The Growing Good of the World is Partly Dependent on Unhistoric Acts
Odin has new thoughts for you, and a new research article to share!
We're at the start of a new week, friends!
Today, I had the pleasure of being part of the release party for the San Jose State's Student Research Journal 26th issue. I've been working with the SRJ since last year as the editor-in-chief, and I couldn't be more proud of my team. They've done a phenomenal job, and, as the only student-led, double-blind peer-reviewed and open access journal dedicated to library and information science, that work is key to the field.
You can read my editorial, Innovation and Responsibility: Librarians in an Era of Generative AI, Inequality, and Information Overload here, and the link to the whole issue is right here. Our authors for this issue were fantastic, both throughout the publication process, and during the wonderful panel event that they attended this evening.
As some of you know, I enjoy the scholarly side of things. I got my taste for it during undergrad, but it was really my MFA at Stonecoast that instilled in me the skills to tackle academic work. Working with the likes of Theodora Goss, Tobias Buckell, and Robert V.S. Redick gave me such a boost for getting my own work into the world. Now, as EIC of the SRJ, I'm getting to do that for others. It's a great feeling.
Artistry: On the diffuse life
This week, work on my novel continued: I finished work on the 6th chapter, and have started on the 7th. At this point, while there's revision work to do on the first two thirds of the novel, what I'm especially excited for is getting to the space for the new ending I've worked out. My reverse-outline helped me see where the gaps in my story were, and that helped me understand how to restructure things. It was painstaking, but utterly worthwhile.
These days, when we see so much nonsense about "AI" floating around in the world, I'm reminded of something that Dr. Normal Mooradian wrote in his article for the SRJ issue that just got released. He makes the important point that "human beings value knowledge intrinsically and extrinsically while, by virtue of their nature, organizations value knowledge extrinsically only."
As a human being, I value he process of writing, the work of getting words on the page. I value the raw experience of unfolding myself through art, and of putting myself back together in unique combinations through the stories I create. Sure, I’d like to support myself as an artist, but I create art because it’s what being human is for.

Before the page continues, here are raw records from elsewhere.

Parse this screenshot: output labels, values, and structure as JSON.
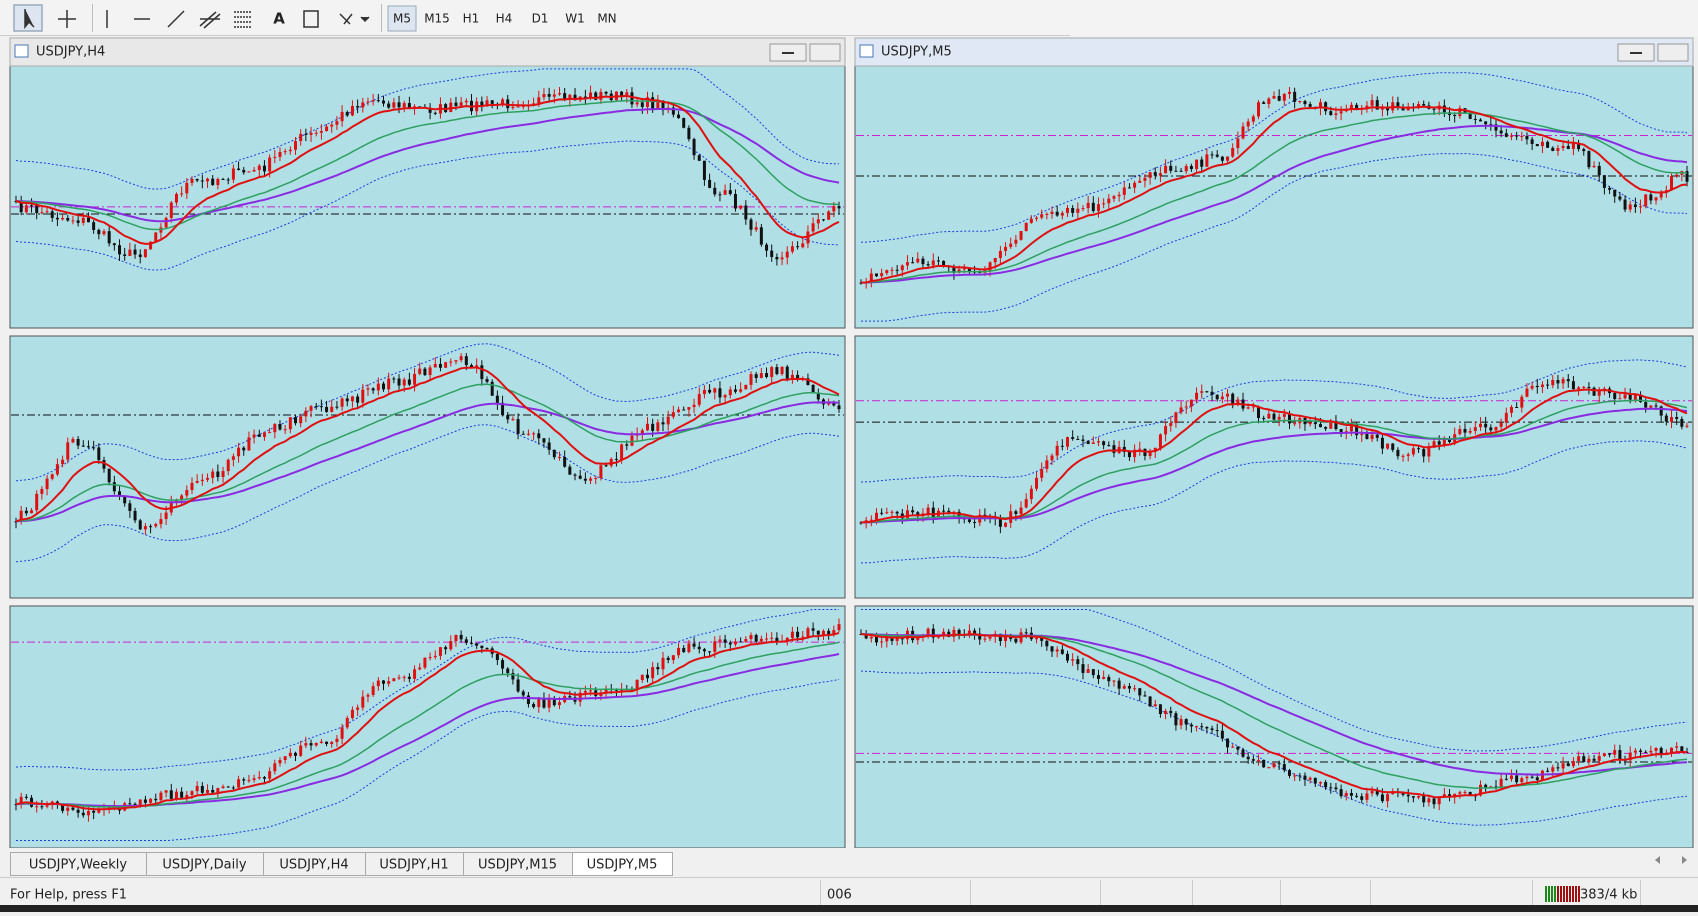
{
  "toolbar": {
    "timeframes": [
      "M5",
      "M15",
      "H1",
      "H4",
      "D1",
      "W1",
      "MN"
    ],
    "text_tool": "A"
  },
  "windows": [
    {
      "title": "USDJPY,H4"
    },
    {
      "title": "USDJPY,M5"
    }
  ],
  "tabs": [
    "USDJPY,Weekly",
    "USDJPY,Daily",
    "USDJPY,H4",
    "USDJPY,H1",
    "USDJPY,M15",
    "USDJPY,M5"
  ],
  "status": {
    "help": "For Help, press F1",
    "profile": "006",
    "traffic": "383/4 kb"
  }
}
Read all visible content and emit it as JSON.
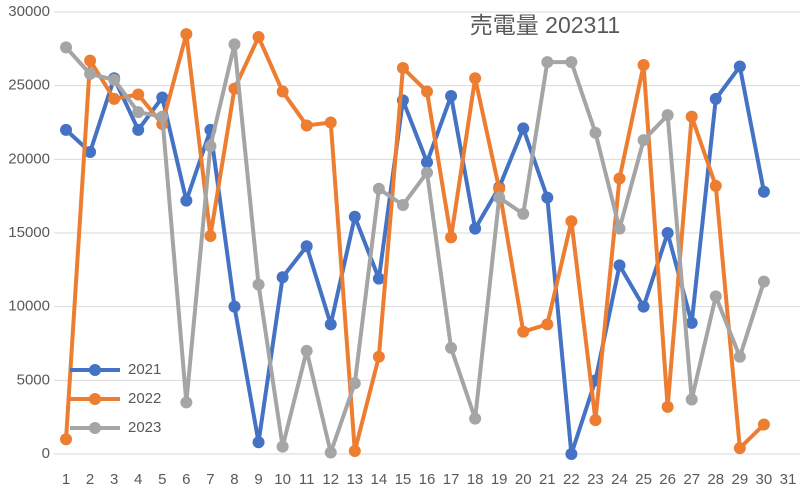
{
  "chart_data": {
    "type": "line",
    "title": "売電量 202311",
    "categories": [
      1,
      2,
      3,
      4,
      5,
      6,
      7,
      8,
      9,
      10,
      11,
      12,
      13,
      14,
      15,
      16,
      17,
      18,
      19,
      20,
      21,
      22,
      23,
      24,
      25,
      26,
      27,
      28,
      29,
      30,
      31
    ],
    "series": [
      {
        "name": "2021",
        "color": "#4472c4",
        "values": [
          22000,
          20500,
          25500,
          22000,
          24200,
          17200,
          22000,
          10000,
          800,
          12000,
          14100,
          8800,
          16100,
          11900,
          24000,
          19800,
          24300,
          15300,
          18100,
          22100,
          17400,
          0,
          5000,
          12800,
          10000,
          15000,
          8900,
          24100,
          26300,
          17800,
          null
        ]
      },
      {
        "name": "2022",
        "color": "#ed7d31",
        "values": [
          1000,
          26700,
          24100,
          24400,
          22400,
          28500,
          14800,
          24800,
          28300,
          24600,
          22300,
          22500,
          200,
          6600,
          26200,
          24600,
          14700,
          25500,
          18000,
          8300,
          8800,
          15800,
          2300,
          18700,
          26400,
          3200,
          22900,
          18200,
          400,
          2000,
          null
        ]
      },
      {
        "name": "2023",
        "color": "#a5a5a5",
        "values": [
          27600,
          25800,
          25400,
          23200,
          22900,
          3500,
          20900,
          27800,
          11500,
          500,
          7000,
          100,
          4800,
          18000,
          16900,
          19100,
          7200,
          2400,
          17400,
          16300,
          26600,
          26600,
          21800,
          15300,
          21300,
          23000,
          3700,
          10700,
          6600,
          11700,
          null
        ]
      }
    ],
    "ylim": [
      0,
      30000
    ],
    "yticks": [
      0,
      5000,
      10000,
      15000,
      20000,
      25000,
      30000
    ],
    "grid": true,
    "legend": "bottom-left"
  }
}
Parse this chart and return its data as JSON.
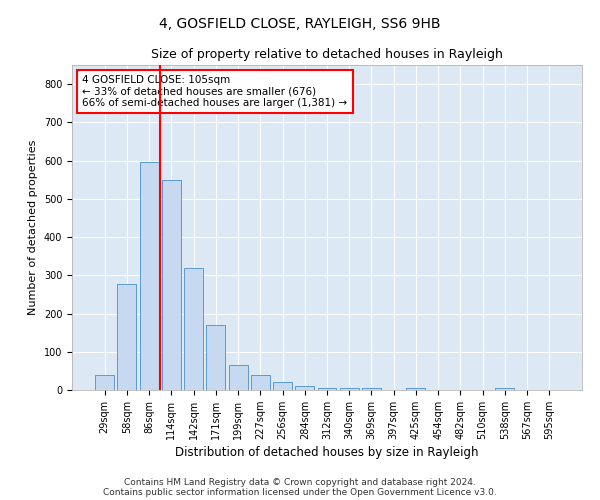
{
  "title1": "4, GOSFIELD CLOSE, RAYLEIGH, SS6 9HB",
  "title2": "Size of property relative to detached houses in Rayleigh",
  "xlabel": "Distribution of detached houses by size in Rayleigh",
  "ylabel": "Number of detached properties",
  "bar_labels": [
    "29sqm",
    "58sqm",
    "86sqm",
    "114sqm",
    "142sqm",
    "171sqm",
    "199sqm",
    "227sqm",
    "256sqm",
    "284sqm",
    "312sqm",
    "340sqm",
    "369sqm",
    "397sqm",
    "425sqm",
    "454sqm",
    "482sqm",
    "510sqm",
    "538sqm",
    "567sqm",
    "595sqm"
  ],
  "bar_values": [
    38,
    278,
    597,
    549,
    319,
    170,
    65,
    38,
    20,
    10,
    5,
    5,
    5,
    0,
    5,
    0,
    0,
    0,
    5,
    0,
    0
  ],
  "bar_color": "#c6d9f0",
  "bar_edge_color": "#5a9bd4",
  "vline_x": 2.5,
  "vline_color": "red",
  "annotation_text": "4 GOSFIELD CLOSE: 105sqm\n← 33% of detached houses are smaller (676)\n66% of semi-detached houses are larger (1,381) →",
  "annotation_box_color": "white",
  "annotation_box_edge": "red",
  "ylim": [
    0,
    850
  ],
  "yticks": [
    0,
    100,
    200,
    300,
    400,
    500,
    600,
    700,
    800
  ],
  "background_color": "#dce9f5",
  "grid_color": "white",
  "footer": "Contains HM Land Registry data © Crown copyright and database right 2024.\nContains public sector information licensed under the Open Government Licence v3.0.",
  "title1_fontsize": 10,
  "title2_fontsize": 9,
  "xlabel_fontsize": 8.5,
  "ylabel_fontsize": 8,
  "tick_fontsize": 7,
  "annotation_fontsize": 7.5,
  "footer_fontsize": 6.5
}
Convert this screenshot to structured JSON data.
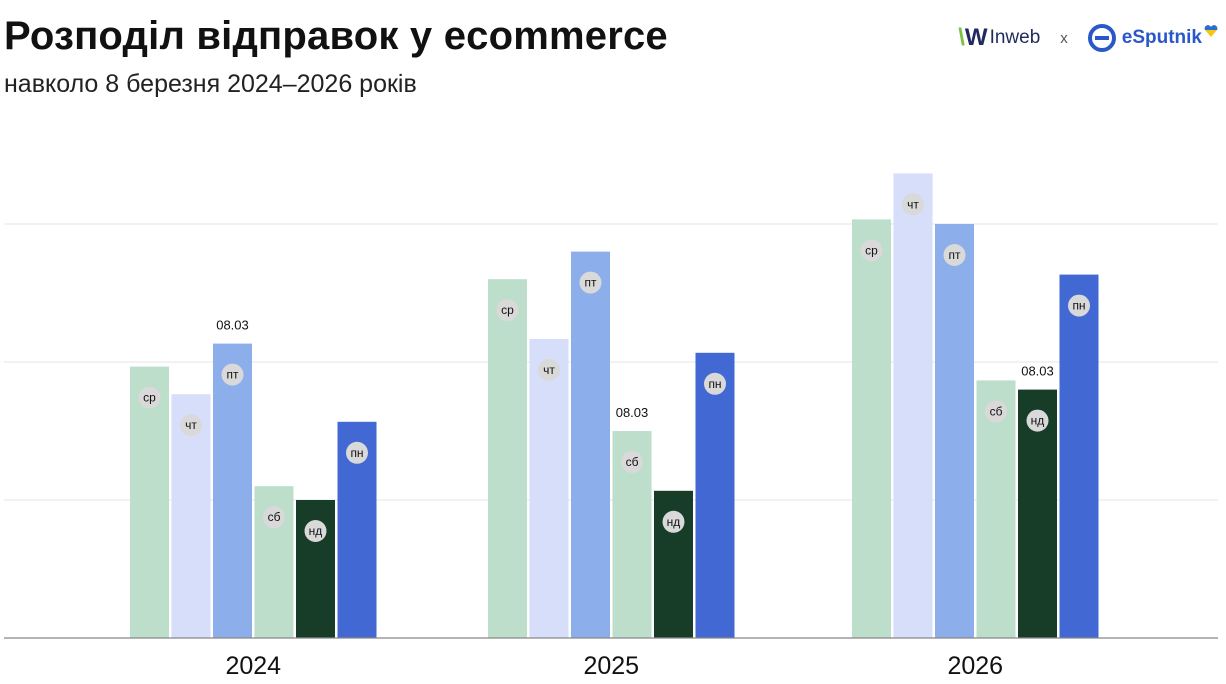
{
  "header": {
    "title": "Розподіл відправок у ecommerce",
    "subtitle": "навколо 8 березня 2024–2026 років"
  },
  "logos": {
    "inweb": "Inweb",
    "separator": "x",
    "esputnik": "eSputnik"
  },
  "colors": {
    "ср": "#bcdecb",
    "чт": "#d6defa",
    "пт": "#8caeea",
    "сб": "#bcdecb",
    "нд": "#173d28",
    "пн": "#4268d3",
    "label_bg": "#d9d9d9",
    "grid": "#e6e6e6",
    "axis": "#888888"
  },
  "chart_data": {
    "type": "bar",
    "categories": [
      "2024",
      "2025",
      "2026"
    ],
    "ylim": [
      0,
      100
    ],
    "grid": true,
    "groups": [
      {
        "year": "2024",
        "bars": [
          {
            "day": "ср",
            "value": 59
          },
          {
            "day": "чт",
            "value": 53
          },
          {
            "day": "пт",
            "value": 64,
            "annotation": "08.03"
          },
          {
            "day": "сб",
            "value": 33
          },
          {
            "day": "нд",
            "value": 30
          },
          {
            "day": "пн",
            "value": 47
          }
        ]
      },
      {
        "year": "2025",
        "bars": [
          {
            "day": "ср",
            "value": 78
          },
          {
            "day": "чт",
            "value": 65
          },
          {
            "day": "пт",
            "value": 84
          },
          {
            "day": "сб",
            "value": 45,
            "annotation": "08.03"
          },
          {
            "day": "нд",
            "value": 32
          },
          {
            "day": "пн",
            "value": 62
          }
        ]
      },
      {
        "year": "2026",
        "bars": [
          {
            "day": "ср",
            "value": 91
          },
          {
            "day": "чт",
            "value": 101
          },
          {
            "day": "пт",
            "value": 90
          },
          {
            "day": "сб",
            "value": 56
          },
          {
            "day": "нд",
            "value": 54,
            "annotation": "08.03"
          },
          {
            "day": "пн",
            "value": 79
          }
        ]
      }
    ]
  }
}
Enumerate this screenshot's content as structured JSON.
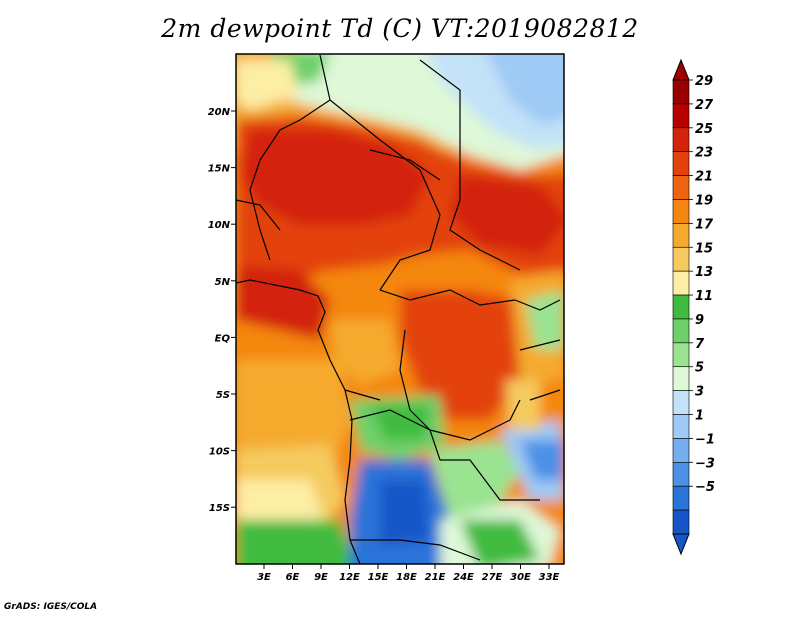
{
  "title": "2m dewpoint Td (C) VT:2019082812",
  "credit": "GrADS: IGES/COLA",
  "map": {
    "lon_range": [
      0,
      35
    ],
    "lat_range": [
      -20,
      24
    ],
    "lon_ticks": [
      "3E",
      "6E",
      "9E",
      "12E",
      "15E",
      "18E",
      "21E",
      "24E",
      "27E",
      "30E",
      "33E"
    ],
    "lat_ticks": [
      "20N",
      "15N",
      "10N",
      "5N",
      "EQ",
      "5S",
      "10S",
      "15S"
    ]
  },
  "colorbar": {
    "labels": [
      "29",
      "27",
      "25",
      "23",
      "21",
      "19",
      "17",
      "15",
      "13",
      "11",
      "9",
      "7",
      "5",
      "3",
      "1",
      "−1",
      "−3",
      "−5"
    ],
    "colors": [
      "#9b0000",
      "#b80000",
      "#d3230b",
      "#e3420d",
      "#ee6310",
      "#f4870f",
      "#f5aa2d",
      "#f5cb5f",
      "#fdeea5",
      "#3fbb3f",
      "#6fd06a",
      "#9ae391",
      "#def8d8",
      "#c3e2f8",
      "#9fcaf5",
      "#75aeef",
      "#4b91e6",
      "#2a73d9",
      "#1556c8"
    ],
    "top_color": "#a00000",
    "bottom_color": "#1556c8"
  }
}
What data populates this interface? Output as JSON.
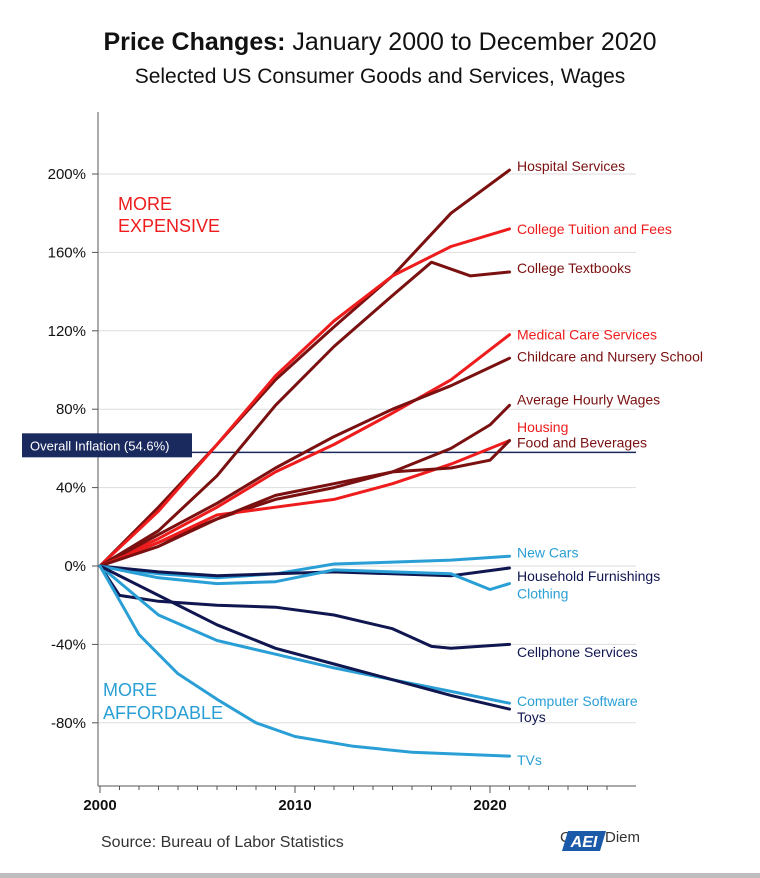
{
  "title": {
    "bold": "Price Changes:",
    "rest": " January 2000 to December 2020",
    "subtitle": "Selected US Consumer Goods and Services, Wages"
  },
  "annotations": {
    "more_expensive_1": "MORE",
    "more_expensive_2": "EXPENSIVE",
    "more_affordable_1": "MORE",
    "more_affordable_2": "AFFORDABLE",
    "overall_inflation": "Overall Inflation (54.6%)"
  },
  "footer": {
    "source": "Source: Bureau of Labor Statistics",
    "brand": "Carpe Diem",
    "logo_text": "AEI"
  },
  "colors": {
    "dark_red": "#7a1010",
    "red": "#ee1c1c",
    "light_blue": "#2a9fd6",
    "navy": "#101650",
    "inflation_line": "#1a2a5e",
    "axis": "#555555",
    "grid": "#dddddd",
    "expensive_text": "#ee1c1c",
    "affordable_text": "#2a9fd6"
  },
  "chart_data": {
    "type": "line",
    "title": "Price Changes: January 2000 to December 2020",
    "subtitle": "Selected US Consumer Goods and Services, Wages",
    "xlabel": "",
    "ylabel": "",
    "xlim": [
      2000,
      2027
    ],
    "ylim": [
      -105,
      215
    ],
    "x_ticks": [
      2000,
      2010,
      2020
    ],
    "y_ticks": [
      -80,
      -40,
      0,
      40,
      80,
      120,
      160,
      200
    ],
    "y_tick_labels": [
      "-80%",
      "-40%",
      "0%",
      "40%",
      "80%",
      "120%",
      "160%",
      "200%"
    ],
    "grid": "horizontal",
    "reference_line": {
      "label": "Overall Inflation (54.6%)",
      "y": 58
    },
    "series": [
      {
        "name": "Hospital Services",
        "color_key": "dark_red",
        "x": [
          2000,
          2003,
          2006,
          2009,
          2012,
          2015,
          2018,
          2021
        ],
        "y": [
          0,
          30,
          62,
          95,
          122,
          148,
          180,
          202
        ]
      },
      {
        "name": "College Tuition and Fees",
        "color_key": "red",
        "x": [
          2000,
          2003,
          2006,
          2009,
          2012,
          2015,
          2018,
          2021
        ],
        "y": [
          0,
          28,
          62,
          97,
          125,
          148,
          163,
          172
        ]
      },
      {
        "name": "College Textbooks",
        "color_key": "dark_red",
        "x": [
          2000,
          2003,
          2006,
          2009,
          2012,
          2015,
          2017,
          2019,
          2021
        ],
        "y": [
          0,
          18,
          46,
          82,
          112,
          138,
          155,
          148,
          150
        ]
      },
      {
        "name": "Medical Care Services",
        "color_key": "red",
        "x": [
          2000,
          2003,
          2006,
          2009,
          2012,
          2015,
          2018,
          2021
        ],
        "y": [
          0,
          14,
          30,
          48,
          62,
          78,
          95,
          118
        ]
      },
      {
        "name": "Childcare and Nursery School",
        "color_key": "dark_red",
        "x": [
          2000,
          2003,
          2006,
          2009,
          2012,
          2015,
          2018,
          2021
        ],
        "y": [
          0,
          16,
          32,
          50,
          66,
          80,
          92,
          106
        ]
      },
      {
        "name": "Average Hourly Wages",
        "color_key": "dark_red",
        "x": [
          2000,
          2003,
          2006,
          2009,
          2012,
          2015,
          2018,
          2020,
          2021
        ],
        "y": [
          0,
          12,
          24,
          34,
          40,
          48,
          60,
          72,
          82
        ]
      },
      {
        "name": "Housing",
        "color_key": "red",
        "x": [
          2000,
          2003,
          2006,
          2009,
          2012,
          2015,
          2018,
          2021
        ],
        "y": [
          0,
          12,
          26,
          30,
          34,
          42,
          52,
          64
        ]
      },
      {
        "name": "Food and Beverages",
        "color_key": "dark_red",
        "x": [
          2000,
          2003,
          2006,
          2009,
          2012,
          2015,
          2018,
          2020,
          2021
        ],
        "y": [
          0,
          10,
          24,
          36,
          42,
          48,
          50,
          54,
          64
        ]
      },
      {
        "name": "New Cars",
        "color_key": "light_blue",
        "x": [
          2000,
          2003,
          2006,
          2009,
          2012,
          2015,
          2018,
          2021
        ],
        "y": [
          0,
          -4,
          -6,
          -4,
          1,
          2,
          3,
          5
        ]
      },
      {
        "name": "Household Furnishings",
        "color_key": "navy",
        "x": [
          2000,
          2003,
          2006,
          2009,
          2012,
          2015,
          2018,
          2021
        ],
        "y": [
          0,
          -3,
          -5,
          -4,
          -3,
          -4,
          -5,
          -1
        ]
      },
      {
        "name": "Clothing",
        "color_key": "light_blue",
        "x": [
          2000,
          2003,
          2006,
          2009,
          2012,
          2015,
          2018,
          2020,
          2021
        ],
        "y": [
          0,
          -6,
          -9,
          -8,
          -2,
          -3,
          -4,
          -12,
          -9
        ]
      },
      {
        "name": "Cellphone Services",
        "color_key": "navy",
        "x": [
          2000,
          2001,
          2003,
          2006,
          2009,
          2012,
          2015,
          2017,
          2018,
          2021
        ],
        "y": [
          0,
          -15,
          -18,
          -20,
          -21,
          -25,
          -32,
          -41,
          -42,
          -40
        ]
      },
      {
        "name": "Computer Software",
        "color_key": "light_blue",
        "x": [
          2000,
          2003,
          2006,
          2009,
          2012,
          2015,
          2018,
          2021
        ],
        "y": [
          0,
          -25,
          -38,
          -45,
          -52,
          -58,
          -64,
          -70
        ]
      },
      {
        "name": "Toys",
        "color_key": "navy",
        "x": [
          2000,
          2003,
          2006,
          2009,
          2012,
          2015,
          2018,
          2021
        ],
        "y": [
          0,
          -15,
          -30,
          -42,
          -50,
          -58,
          -66,
          -73
        ]
      },
      {
        "name": "TVs",
        "color_key": "light_blue",
        "x": [
          2000,
          2002,
          2004,
          2006,
          2008,
          2010,
          2013,
          2016,
          2021
        ],
        "y": [
          0,
          -35,
          -55,
          -68,
          -80,
          -87,
          -92,
          -95,
          -97
        ]
      }
    ],
    "labels": [
      {
        "text": "Hospital Services",
        "color_key": "dark_red",
        "y": 204
      },
      {
        "text": "College Tuition and Fees",
        "color_key": "red",
        "y": 172
      },
      {
        "text": "College Textbooks",
        "color_key": "dark_red",
        "y": 152
      },
      {
        "text": "Medical Care Services",
        "color_key": "red",
        "y": 118
      },
      {
        "text": "Childcare and Nursery School",
        "color_key": "dark_red",
        "y": 107
      },
      {
        "text": "Average Hourly Wages",
        "color_key": "dark_red",
        "y": 85
      },
      {
        "text": "Housing",
        "color_key": "red",
        "y": 71
      },
      {
        "text": "Food and Beverages",
        "color_key": "dark_red",
        "y": 63
      },
      {
        "text": "New Cars",
        "color_key": "light_blue",
        "y": 7
      },
      {
        "text": "Household Furnishings",
        "color_key": "navy",
        "y": -5
      },
      {
        "text": "Clothing",
        "color_key": "light_blue",
        "y": -14
      },
      {
        "text": "Cellphone Services",
        "color_key": "navy",
        "y": -44
      },
      {
        "text": "Computer Software",
        "color_key": "light_blue",
        "y": -69
      },
      {
        "text": "Toys",
        "color_key": "navy",
        "y": -77
      },
      {
        "text": "TVs",
        "color_key": "light_blue",
        "y": -99
      }
    ]
  }
}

I knew someone once who poo-poohed those artists who won't ever become "great," who are destined to always be performing in small-time venues. But I say, as long as they are experiencing the joy of their art, for the sake of the art alone, then what they are doing is worthwhile.
There is deep value in the ability an artist has to provide for themselves through their art as well: to make a living through their passion. But that seems to rarely be the end-all-be-all of an artist's career.
I think, as automation continues to roll forward, humanity has the opportunity to reflect on what matters. There might come a day when machines come along and take away all the accessible jobs: we're living in the age of science fiction realized, after all. But this future only bothers me if we still place our worth in the hands of our work. If we place the worth of our lives in the simple act of living well, of being the best person, the best artist, the best human we can be: then we're living well.
A dear friend shared this passage from the novel Middlemarch the other day that speaks to this so powerfully:
"Certainly those determining acts of her life were not ideally beautiful. They were the mixed result of young and noble impulse struggling amidst the conditions of an imperfect social state, in which great feelings will often take the aspect of error, and great faith the aspect of illusion. For there is no creature whose inward being is so strong that it is not greatly determined by what lies outside it. A new Theresa will hardly have the opportunity of reforming a conventual life, any more than a new Antigone will spend her heroic piety in daring all for the sake of a brother’s burial: the medium in which their ardent deeds took shape is forever gone. But we insignificant people with our daily words and acts are preparing the lives of many Dorotheas, some of which may present a far sadder sacrifice than that of the Dorothea whose story we know.
Her finely touched spirit had still its fine issues, though they were not widely visible. Her full nature, like that river of which Cyrus broke the strength, spent itself in channels which had no great name on the earth. But the effect of her being on those around her was incalculably diffusive: for the growing good of the world is partly dependent on unhistoric acts; and that things are not so ill with you and me as they might have been, is half owing to the number who lived faithfully a hidden life, and rest in unvisited tombs."
That, right there, is one of the most profound statements I have ever encountered. And it's a reminder to us: our lives are beautiful for their very existence. Their worth is not defined by salary, by externalities like fame. Our life has meaning through those "incalculably diffusive" effects we have upon others in this world.
Alright, so that's where I'll wrap up today's newsletter.
There's a lot more I could write.
Microsoft's had a huge data breach, Michigan has earmarked $55M for a basic income pilot program for moms in Flint, Republican governors in 15 states reject providing money for summer food programs for kids.
But instead of diving into any of that nonsense, I'll end with this picture from the Internet, because that is what the Internet is for.
Go easy, friends. And, if you can't go easy, go as easy as you can.